Я успевал совершить дальний обход, и всё же в городе то и дело встречались мне заспанные фигуры, отворявшие ставни домов. Но вот солнце поднялось уже над горой, из-за прудов слышится крикливый звонок, сзывающий гимназистов, и голод зовёт меня домой к утреннему чаю.

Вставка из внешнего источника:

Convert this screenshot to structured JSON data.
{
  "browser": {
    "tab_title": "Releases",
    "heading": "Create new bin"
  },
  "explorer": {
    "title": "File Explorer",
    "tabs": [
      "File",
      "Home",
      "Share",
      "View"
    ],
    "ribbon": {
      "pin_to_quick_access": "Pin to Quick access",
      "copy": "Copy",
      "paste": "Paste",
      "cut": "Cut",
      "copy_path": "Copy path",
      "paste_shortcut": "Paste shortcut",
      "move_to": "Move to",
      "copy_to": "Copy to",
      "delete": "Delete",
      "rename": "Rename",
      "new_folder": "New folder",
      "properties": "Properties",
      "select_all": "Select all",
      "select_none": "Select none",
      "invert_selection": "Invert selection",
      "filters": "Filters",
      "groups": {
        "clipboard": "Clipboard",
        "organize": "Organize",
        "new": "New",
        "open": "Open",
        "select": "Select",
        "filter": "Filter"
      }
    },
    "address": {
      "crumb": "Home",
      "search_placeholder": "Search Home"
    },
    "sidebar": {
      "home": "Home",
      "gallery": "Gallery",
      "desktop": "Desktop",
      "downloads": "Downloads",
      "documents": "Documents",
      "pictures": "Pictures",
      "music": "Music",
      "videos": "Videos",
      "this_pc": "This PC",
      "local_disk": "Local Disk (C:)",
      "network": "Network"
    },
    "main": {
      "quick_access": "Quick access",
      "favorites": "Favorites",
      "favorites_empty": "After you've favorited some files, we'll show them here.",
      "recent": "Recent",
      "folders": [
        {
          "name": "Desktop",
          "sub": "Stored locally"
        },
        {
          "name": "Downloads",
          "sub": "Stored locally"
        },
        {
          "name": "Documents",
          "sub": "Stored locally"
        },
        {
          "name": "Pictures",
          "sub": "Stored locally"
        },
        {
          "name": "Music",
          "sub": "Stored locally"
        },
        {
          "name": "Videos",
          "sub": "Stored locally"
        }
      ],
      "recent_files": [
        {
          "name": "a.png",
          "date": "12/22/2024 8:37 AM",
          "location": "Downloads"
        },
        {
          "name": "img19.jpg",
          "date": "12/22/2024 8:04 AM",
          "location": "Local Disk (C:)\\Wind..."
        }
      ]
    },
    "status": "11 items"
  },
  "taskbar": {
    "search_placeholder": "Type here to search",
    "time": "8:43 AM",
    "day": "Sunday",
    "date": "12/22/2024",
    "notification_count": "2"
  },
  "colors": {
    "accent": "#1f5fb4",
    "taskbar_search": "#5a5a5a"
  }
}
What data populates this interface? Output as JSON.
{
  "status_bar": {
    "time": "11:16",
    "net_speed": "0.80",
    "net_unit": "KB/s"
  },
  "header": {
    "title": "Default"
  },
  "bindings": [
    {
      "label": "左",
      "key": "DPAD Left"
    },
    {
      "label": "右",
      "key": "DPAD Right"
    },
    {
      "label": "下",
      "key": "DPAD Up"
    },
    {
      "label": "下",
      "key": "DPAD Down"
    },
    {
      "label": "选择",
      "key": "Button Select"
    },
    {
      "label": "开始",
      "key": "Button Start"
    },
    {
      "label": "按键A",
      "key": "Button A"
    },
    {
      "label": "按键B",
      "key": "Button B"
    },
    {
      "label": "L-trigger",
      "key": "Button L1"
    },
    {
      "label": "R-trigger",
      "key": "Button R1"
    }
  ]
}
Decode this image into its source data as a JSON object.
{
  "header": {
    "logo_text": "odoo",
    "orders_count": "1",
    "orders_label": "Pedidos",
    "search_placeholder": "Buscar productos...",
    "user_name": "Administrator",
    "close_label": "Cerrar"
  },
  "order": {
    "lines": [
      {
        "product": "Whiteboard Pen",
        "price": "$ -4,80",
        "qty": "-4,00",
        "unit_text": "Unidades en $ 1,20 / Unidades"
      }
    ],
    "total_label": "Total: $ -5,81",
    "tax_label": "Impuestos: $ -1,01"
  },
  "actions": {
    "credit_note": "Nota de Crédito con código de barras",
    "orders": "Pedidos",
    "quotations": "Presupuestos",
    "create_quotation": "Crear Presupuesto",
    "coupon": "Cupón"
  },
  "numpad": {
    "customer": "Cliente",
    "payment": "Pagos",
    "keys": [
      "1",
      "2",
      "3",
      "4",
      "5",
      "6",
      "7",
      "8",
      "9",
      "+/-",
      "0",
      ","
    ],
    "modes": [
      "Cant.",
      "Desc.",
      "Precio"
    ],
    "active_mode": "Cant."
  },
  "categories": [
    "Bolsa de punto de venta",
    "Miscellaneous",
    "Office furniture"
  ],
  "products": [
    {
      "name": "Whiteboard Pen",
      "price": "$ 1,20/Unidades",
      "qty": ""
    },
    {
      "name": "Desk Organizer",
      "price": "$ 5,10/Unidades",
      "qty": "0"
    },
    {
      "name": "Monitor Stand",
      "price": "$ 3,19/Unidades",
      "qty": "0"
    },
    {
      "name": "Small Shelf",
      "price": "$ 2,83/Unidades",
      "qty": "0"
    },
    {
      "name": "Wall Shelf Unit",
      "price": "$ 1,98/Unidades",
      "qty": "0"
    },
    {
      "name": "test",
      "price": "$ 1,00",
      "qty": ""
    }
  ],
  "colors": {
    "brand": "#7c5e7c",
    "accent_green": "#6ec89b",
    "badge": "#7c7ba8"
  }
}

Вообще все меня звали бродягой, негодным мальчишкой и так часто укоряли в разных дурных наклонностях, что я наконец и сам проникся этим убеждением. Отец также поверил этому и делал иногда попытки заняться моим воспитанием, но попытки эти всегда кончались неудачей. При виде строгого и угрюмого лица, на котором лежала суровая печать неизлечимого горя, я робел и замыкался в себе[31 - Робе?ть, замыка?ться – бояться, становиться скрытным и молчаливым.]. Я стоял перед ним, переминаясь, теребя свои штанишки, и озирался[32 - Озира?ться – оглядываться.] по сторонам. Временами что-то как будто подымалось у меня в груди; мне хотелось, чтоб он обнял меня, посадил к себе на колени и приласкал. Тогда я прильнул бы к его груди, и, быть может, мы вместе заплакали бы – ребёнок и суровый мужчина – о нашей общей утрате. Но он смотрел на меня отуманенными глазами, как будто поверх моей головы, и я весь сжимался под этим непонятным для меня взглядом.

– Ты помнишь матушку?

Помнил ли я её? О да, я помнил её! Я помнил, как, бывало, просыпаясь ночью, я искал в темноте её нежные руки и крепко прижимался к ним, покрывая их поцелуями. Я помнил её, когда она сидела больная перед открытым окном и грустно оглядывала чудную весеннюю картину, прощаясь с нею в последний год своей жизни.

О да, я помнил её!.. Когда она, вся покрытая цветами, молодая и прекрасная, лежала с печатью смерти на бледном лице, я, как зверёк, забился в угол и смотрел на неё горящими глазами, перед которыми впервые открылся весь ужас загадки о жизни и смерти.